Trying to downgrade CUDA 10.1 to 9.2 on RHEL 7.6 - yum install cuda for 9 getting circular x reference now

Hi,
I’ve been trying to downgrade from CUDA 10.1 to CUDA 9.2 on a RHEL 7.6 box.
I started out trying to load them both… that caused quite a bit of grief.
I finally got back to where I started with CUDA 10.1 running, then I uninstalled that and try to install cuda 9.2 and I’m now getting a circular reference in yum.
It removes xorg-x11-drv-nvidia-gl (and a few other X packages) due to obsoletes from the installed nvidia-driver-418.
It then throws an error on loading cuda-drivers-396 because it has a dependency on xorg-x11-drv-nvidia-gl, which it just removed because it was obsoleted it with 418.

How do I get CUDA 9.2 installed?


(background as to why: I’m trying to get the UCX that is packaged with HPC-X to run, but it appears to have a dependency on 9.2)

I may have finagled it out… Just in case anyone else ever gets tripped up similarly…
It looks like the cuda installer still thought the 418 driver was still present, even though it had been uninstalled.

I had used the .run files to uninstall the drivers.
I used the yum remove cuda
If I installed nvidia 396 from the .run file, it messed my graphical desktop up.
I then ran the uninstall for that using its .run file. That allowed the desktop/X again.
Oddly, after the reboot, nvidia-smi showed 396 still showed as being present (I’m not using the gpu for video).

Note: dkms is in the epel distro

From that point is where I was getting my earlier error.
I used the following steps (I can’t cut paste so pardon typos):

yum remove nvidia-driver-418.67-4.el7.x86_64
yum remove nvidia-driver-libs-418.67-4.el.x86_64
#Those two packages were causing the circular removals during the cuda install
#Removing those packages also removed dkms, so had to put it back
yum clean expire-cache
yum install dkms

I only had the 9.2 rpm installed … I removed the 10.1, so the following installed 9.2

yum install cuda

As a side note, the hello_c sample in HPC-X still reports that UCX Protocol is not supported…

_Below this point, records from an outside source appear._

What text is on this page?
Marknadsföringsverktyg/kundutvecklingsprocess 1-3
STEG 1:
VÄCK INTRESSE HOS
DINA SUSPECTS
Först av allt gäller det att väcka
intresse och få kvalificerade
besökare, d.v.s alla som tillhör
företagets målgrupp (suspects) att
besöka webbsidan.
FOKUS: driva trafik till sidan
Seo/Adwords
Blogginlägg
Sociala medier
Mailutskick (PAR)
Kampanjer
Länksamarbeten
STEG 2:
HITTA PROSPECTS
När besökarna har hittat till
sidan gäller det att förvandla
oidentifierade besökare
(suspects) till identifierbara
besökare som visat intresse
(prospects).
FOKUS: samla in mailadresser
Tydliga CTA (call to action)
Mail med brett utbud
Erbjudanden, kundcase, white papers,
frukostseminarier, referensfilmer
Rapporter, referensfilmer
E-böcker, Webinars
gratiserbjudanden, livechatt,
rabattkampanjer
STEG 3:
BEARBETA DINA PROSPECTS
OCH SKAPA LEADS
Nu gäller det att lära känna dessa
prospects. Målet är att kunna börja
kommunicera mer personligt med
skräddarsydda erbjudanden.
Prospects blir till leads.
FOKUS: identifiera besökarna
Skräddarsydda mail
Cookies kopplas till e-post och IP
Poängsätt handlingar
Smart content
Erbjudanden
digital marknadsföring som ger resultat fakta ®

And this still messed up my xwindow system. A reboot brought it out.
One has to be very careful with the x11.org.conf file.
I have two almost identical systems. One has gnome but not xorg.
I tried to edit the x11 conf file and didn’t manage to get it working.
I had to use grub to enter a lower run level.
I need to use the onboard intel video, and just the nvidia card for cuda.
The nvidia run files all seem to try to make nvidia the video driver in use.
That conf file appears to control that selection.
I’m learning.
I would delete this message chain if it would let me.

I ended up with cuda 10.1 running… I’m giving up on the idea of downgrading to 9.2. Trying to get to that setup caused a lot of grief with x11. The box is still a bit flaky during boot, but it at least boots to gnome ok.

If you have 10.1 running, it should be a trivial matter to also install 9.2 alongside 10.1

Go to CUDA Toolkit 11.7 Update 1 Downloads | NVIDIA Developer

select the legacy releases page…CUDA 9.2

select the runfile installer for CUDA 9.2

Run the runfile installer to install CUDA 9.2, but select “no” when prompted to install the driver - your driver that works with 10.1 will also work for 9.2

Follow the instructions in section 7 of the linux install guide to “switch” from CUDA 9.2 to CUDA 10.1 - it’s just a matter of changing environment variables.

I made the mistake of rebooting again… I can’t get the nvidia driver to load now.
“ERROR: Unable to load the ‘nvidia-drm’ kernel module”.
“nvidia: Unknown parameter 'NVreg_enableStreamMemOPs”.
It may have been crossed up with v430. Cuda loads v418. dkms status doesn’t report anything now either. I’m at a bit of a loss. Is that parm something added with v430? How do I fix this?
The installation log doesn’t help any. I’ve tried uninstalling v430, v418, cuda, and then reinstalling v418 w and wo the kernel module. I can’t find anything on the web for this one.
RHEL 7.6.
How does one unfoul their dkms if one loads an old nvidia driver without removing the last?
I’m not sure how I even managed this last problem. It was working. Murphy rules…
Any suggestions?

The end and simple result of this was:
“X -configure”
which will create a xorg.conf.new file under root.
You backup your old xorg.conf under /etc/X11/ and then copy that new one to xorg.conf.
Then reboot.
I’ve got things running with 9.2 again.
Apologies for the clutter.

(RHEL 7.6)